Alive Albinism founding Director, Gwen Marange said countrywide people with albinism suffer silently to stigma, myths, rape and several forms of social injustice.

She said, with a heavy heart, that the stigma has also led to the killing of people with albinism for body parts and women with albinism getting raped for superstitious beliefs.

Among other challenges people with disability face include discrimination at workplaces, lack of employment and lack of pressing needs such spectacles, sunscreen lotion, long sleeved clothes, hats and shoes, funds for regular checks for skin cancer symptoms and medical treatment.

Duncan Majichi a clinical Psychologist and a member of the Magis netwrok expressed the challenges he has faced working with children with disabilities, stating that they are not well represented in the development agenda.

He added that more often they have no full access to education and employment therefore making it difficult for the disabled to get medical attention. He said that superstitious beliefs and stigmatization towards the disabled has to be urgently addressed if the Church is to help.

“Being the year dedicated to the young people in accordance with our 2018 Pastoral Plan, our Lenten Penance shall be in solidarity with the Young People with disabilities and special needs.  Remember disability does not mean inability”, further reads the Archbishop’s Lenten Campaign Message.

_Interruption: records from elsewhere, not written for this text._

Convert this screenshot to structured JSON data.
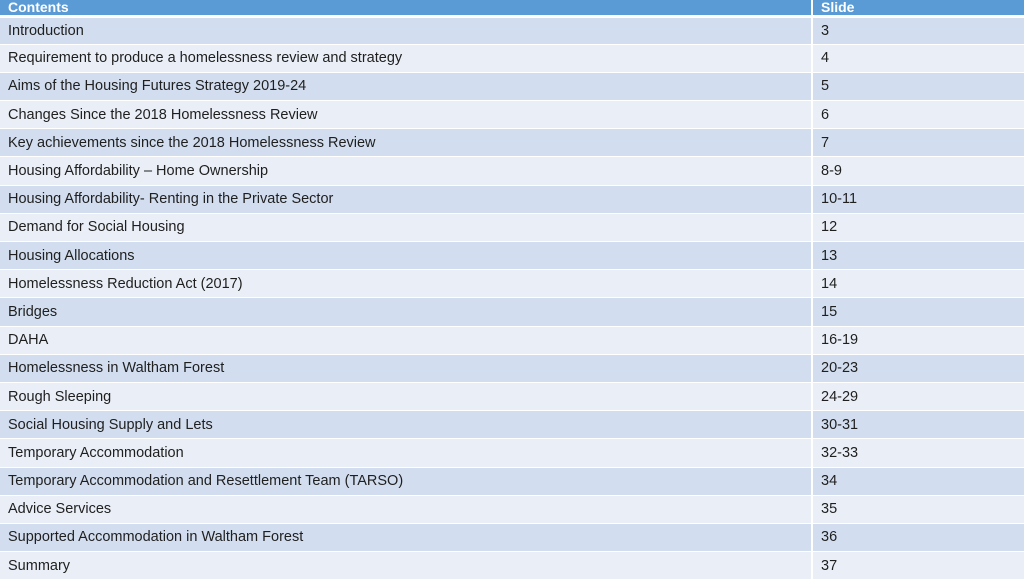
{
  "table": {
    "header": {
      "contents": "Contents",
      "slide": "Slide"
    },
    "rows": [
      {
        "title": "Introduction",
        "slide": "3"
      },
      {
        "title": "Requirement to produce a homelessness review and strategy",
        "slide": "4"
      },
      {
        "title": "Aims of the Housing Futures Strategy 2019-24",
        "slide": "5"
      },
      {
        "title": "Changes Since the 2018 Homelessness Review",
        "slide": "6"
      },
      {
        "title": "Key achievements since the 2018 Homelessness Review",
        "slide": "7"
      },
      {
        "title": "Housing Affordability – Home Ownership",
        "slide": "8-9"
      },
      {
        "title": "Housing Affordability- Renting in the Private Sector",
        "slide": "10-11"
      },
      {
        "title": "Demand for Social Housing",
        "slide": "12"
      },
      {
        "title": "Housing Allocations",
        "slide": "13"
      },
      {
        "title": "Homelessness Reduction Act (2017)",
        "slide": "14"
      },
      {
        "title": "Bridges",
        "slide": "15"
      },
      {
        "title": "DAHA",
        "slide": "16-19"
      },
      {
        "title": "Homelessness in Waltham Forest",
        "slide": "20-23"
      },
      {
        "title": "Rough Sleeping",
        "slide": "24-29"
      },
      {
        "title": "Social Housing Supply and Lets",
        "slide": "30-31"
      },
      {
        "title": "Temporary Accommodation",
        "slide": "32-33"
      },
      {
        "title": "Temporary Accommodation and Resettlement Team (TARSO)",
        "slide": "34"
      },
      {
        "title": "Advice Services",
        "slide": "35"
      },
      {
        "title": "Supported Accommodation in Waltham Forest",
        "slide": "36"
      },
      {
        "title": "Summary",
        "slide": "37"
      }
    ]
  }
}
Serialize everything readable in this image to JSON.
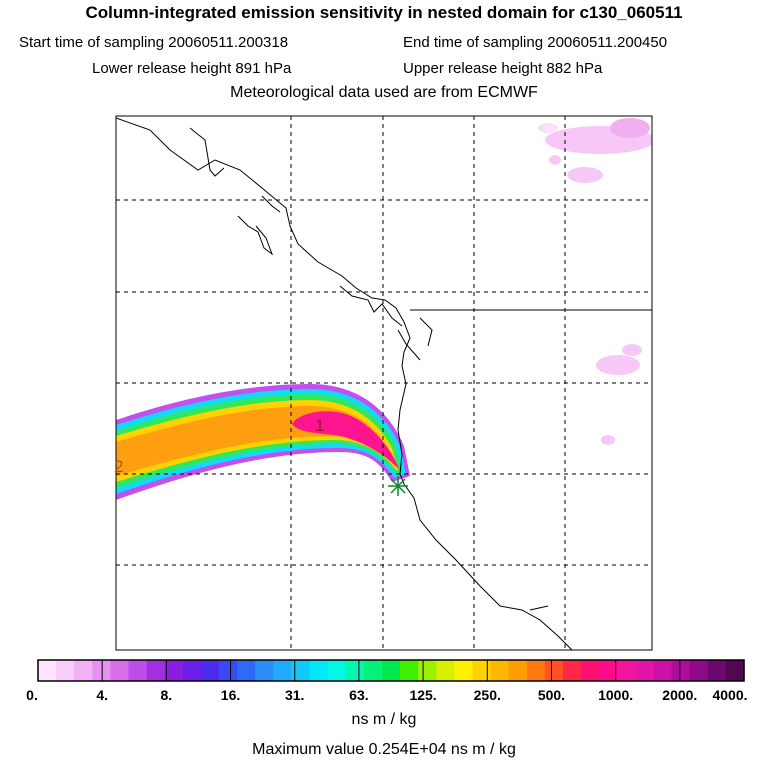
{
  "header": {
    "title": "Column-integrated emission sensitivity in nested domain for c130_060511",
    "sampling_start_label": "Start time of sampling 20060511.200318",
    "sampling_end_label": "End time of sampling 20060511.200450",
    "lower_release_label": "Lower release height  891 hPa",
    "upper_release_label": "Upper release height  882 hPa",
    "met_data_label": "Meteorological data used are from ECMWF"
  },
  "map": {
    "plume_markers": [
      "1",
      "2"
    ],
    "release_marker": "release-point-cross-icon"
  },
  "colorbar": {
    "colors": [
      "#fde3fd",
      "#f9cdf9",
      "#f3b2f5",
      "#e690f0",
      "#d66fe8",
      "#bb4fe8",
      "#a42ee0",
      "#8a1ee0",
      "#6a1ee6",
      "#4a2cee",
      "#3a4af2",
      "#2e6af5",
      "#2a8cf8",
      "#20aaf8",
      "#14c8f8",
      "#00e8f8",
      "#00f8e4",
      "#00f8b0",
      "#00f27a",
      "#00e850",
      "#40f000",
      "#9cf000",
      "#d6f000",
      "#fff000",
      "#ffd200",
      "#ffb800",
      "#ff9c00",
      "#ff7a10",
      "#ff5028",
      "#ff2848",
      "#ff1070",
      "#ff0c8c",
      "#f414a0",
      "#e414a8",
      "#cc10a8",
      "#b00c9c",
      "#8e0a88",
      "#6c0870",
      "#520850"
    ],
    "tick_labels": [
      "0.",
      "4.",
      "8.",
      "16.",
      "31.",
      "63.",
      "125.",
      "250.",
      "500.",
      "1000.",
      "2000.",
      "4000."
    ],
    "units": "ns m / kg",
    "max_value_label": "Maximum value  0.254E+04 ns m / kg"
  }
}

The Archbishop’s message echoes the same sentiments brought forward by Miss Marange and Mr Majichi who both pointed out that the church needs to create a ministry for the disabledrun by the disabled members in the church, run programs such as disability awareness as well as initiate platforms where the church talks about albinism or any other disability.

Both interviewees expressed need for training and access for self-help projects to enhance empowerment.

Mrs Joyce Tsuroh a mother of a 24year old daughter with Down Syndrome said apart from challenges in accessing proper education and training facilities, disabled children also suffer discrimination and exclusion in school.

In most cases, she added, “discrimination is due to parents of able bodied children who do not want their children mixing with disabled children and they then learn separately yet they benefit immensely when mixed.”

Mrs Tsuro went to point out that children with disabilities tend to be abused physically, sexually and verbally, usually by those that they trust.

Many children with disability are being confined and kept away from the public for various reason, fear of rejection being of them.